Bankruptcy: Official Assignee v. Mathiesen

The High Court ordered a Timaru property sold to meet bankruptcy debts over the objections of a Gabrielle Mathiesen who argued in vain that a husband cannot bankrupt his spouse.  Attempts to shelter her replacement home in a family trust were not successful.
Ms Mathiesen has been in court on multiple occasions seeking amongst other things a writ of habeas corpus complaining bankruptcy proceedings amount to a form of imprisonment and alleging in further proceedings contempt of court by Insolvency Service staff.  None of these claims succeeded.  The Insolvency Service seeks to recover $530,212; funds used by Ms Mathiesen’s family trust to purchase a Timaru-Pareora Road property where she lives.

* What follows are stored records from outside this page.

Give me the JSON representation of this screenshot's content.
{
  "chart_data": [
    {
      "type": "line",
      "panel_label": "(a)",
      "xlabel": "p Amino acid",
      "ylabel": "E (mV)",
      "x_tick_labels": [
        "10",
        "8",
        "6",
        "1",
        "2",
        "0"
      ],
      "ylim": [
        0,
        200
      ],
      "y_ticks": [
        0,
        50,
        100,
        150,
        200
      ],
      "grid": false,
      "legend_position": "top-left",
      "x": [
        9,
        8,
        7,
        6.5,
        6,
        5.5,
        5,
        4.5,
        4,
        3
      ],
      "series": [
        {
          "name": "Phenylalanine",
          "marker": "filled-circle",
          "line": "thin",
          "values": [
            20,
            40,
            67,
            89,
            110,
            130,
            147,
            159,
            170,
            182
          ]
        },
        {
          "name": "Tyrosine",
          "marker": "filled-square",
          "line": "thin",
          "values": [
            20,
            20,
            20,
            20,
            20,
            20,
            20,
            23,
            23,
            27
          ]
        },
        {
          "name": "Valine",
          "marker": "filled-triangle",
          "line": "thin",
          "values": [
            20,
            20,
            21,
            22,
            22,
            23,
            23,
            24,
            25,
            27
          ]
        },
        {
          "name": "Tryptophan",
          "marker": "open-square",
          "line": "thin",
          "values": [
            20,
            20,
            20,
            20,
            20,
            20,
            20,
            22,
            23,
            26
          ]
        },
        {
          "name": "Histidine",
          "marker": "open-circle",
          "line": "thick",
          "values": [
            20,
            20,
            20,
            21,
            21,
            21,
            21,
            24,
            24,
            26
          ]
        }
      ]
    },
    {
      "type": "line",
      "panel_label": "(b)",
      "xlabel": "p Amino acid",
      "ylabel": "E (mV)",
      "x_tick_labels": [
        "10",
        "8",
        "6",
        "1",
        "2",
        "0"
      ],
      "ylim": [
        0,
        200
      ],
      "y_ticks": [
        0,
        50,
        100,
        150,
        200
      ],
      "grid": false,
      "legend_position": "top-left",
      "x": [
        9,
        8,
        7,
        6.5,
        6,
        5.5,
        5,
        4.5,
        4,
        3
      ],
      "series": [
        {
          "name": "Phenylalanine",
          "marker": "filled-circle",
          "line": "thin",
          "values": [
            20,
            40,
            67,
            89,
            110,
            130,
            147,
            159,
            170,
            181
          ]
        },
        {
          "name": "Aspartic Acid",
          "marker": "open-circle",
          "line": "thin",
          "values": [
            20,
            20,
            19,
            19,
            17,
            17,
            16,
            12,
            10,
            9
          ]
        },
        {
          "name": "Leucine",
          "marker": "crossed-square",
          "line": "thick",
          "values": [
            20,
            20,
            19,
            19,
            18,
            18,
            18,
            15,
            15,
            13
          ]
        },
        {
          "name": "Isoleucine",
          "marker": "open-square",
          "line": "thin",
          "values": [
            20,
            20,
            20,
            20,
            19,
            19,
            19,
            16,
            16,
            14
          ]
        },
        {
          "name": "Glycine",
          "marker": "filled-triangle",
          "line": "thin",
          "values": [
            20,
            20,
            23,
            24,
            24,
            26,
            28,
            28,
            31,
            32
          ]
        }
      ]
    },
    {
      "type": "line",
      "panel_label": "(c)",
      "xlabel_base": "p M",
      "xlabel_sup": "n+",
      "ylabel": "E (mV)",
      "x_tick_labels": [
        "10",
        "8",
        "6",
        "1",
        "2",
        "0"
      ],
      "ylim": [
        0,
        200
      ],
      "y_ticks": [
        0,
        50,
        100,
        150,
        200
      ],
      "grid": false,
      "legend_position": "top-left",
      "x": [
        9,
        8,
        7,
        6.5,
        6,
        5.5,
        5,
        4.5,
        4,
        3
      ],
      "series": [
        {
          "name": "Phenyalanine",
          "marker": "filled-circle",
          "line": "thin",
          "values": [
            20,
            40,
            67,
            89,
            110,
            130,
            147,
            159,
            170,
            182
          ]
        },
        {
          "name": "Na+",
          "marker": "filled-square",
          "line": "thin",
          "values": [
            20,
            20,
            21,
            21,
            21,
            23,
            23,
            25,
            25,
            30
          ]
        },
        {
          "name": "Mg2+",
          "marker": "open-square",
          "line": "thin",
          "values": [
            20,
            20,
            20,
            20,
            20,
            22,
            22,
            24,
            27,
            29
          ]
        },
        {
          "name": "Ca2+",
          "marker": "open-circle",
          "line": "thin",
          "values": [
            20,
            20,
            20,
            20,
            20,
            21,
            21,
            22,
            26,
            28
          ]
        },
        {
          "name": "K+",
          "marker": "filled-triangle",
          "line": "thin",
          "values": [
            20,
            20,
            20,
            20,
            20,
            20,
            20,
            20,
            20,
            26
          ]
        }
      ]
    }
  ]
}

The High Court was told Ms Mathiesen separated from her husband in 2004.  She then set up a family trust (Sweet Pea Trust) naming herself, her children and grandchildren as beneficiaries.  The former matrimonial home, part of a horse stud at Bellevue Road, Cambridge, was then transferred to the Sweet Pea Trust with a debt back to Ms Mathiesen for the value of the property.  Bellevue Road was subsequently sold with Ms Mathiesen shifting to south Canterbury.  The Trust purchased a replacement property.  She was bankrupted in 2013 by her husband to enforce a $326,000 Family Court relationship property order.  Part is payable by Ms Mathiesen personally; the rest by Sweet Pea Trust.
Ms Mathiesen does not own her residence in Timaru; that is owned by the Sweet Pea Trust.  But she does “own” the debt back owed her by the Trust.  This debt is owed by a trustee of the Trust who took title to the Timaru property on behalf of the Trust.  Trustees have an automatic right of indemnity against Trust assets for debts properly incurred on behalf of any Trust.  Standing in the shoes of the trustee, the Insolvency Service sued to have Trust assets sold to recover payment.  Justice Gendall ordered sale of the Timaru home.  It is the Trust’s only asset of any value.  The court was told Timaru District Council is also looking to sell the property, for unpaid rates.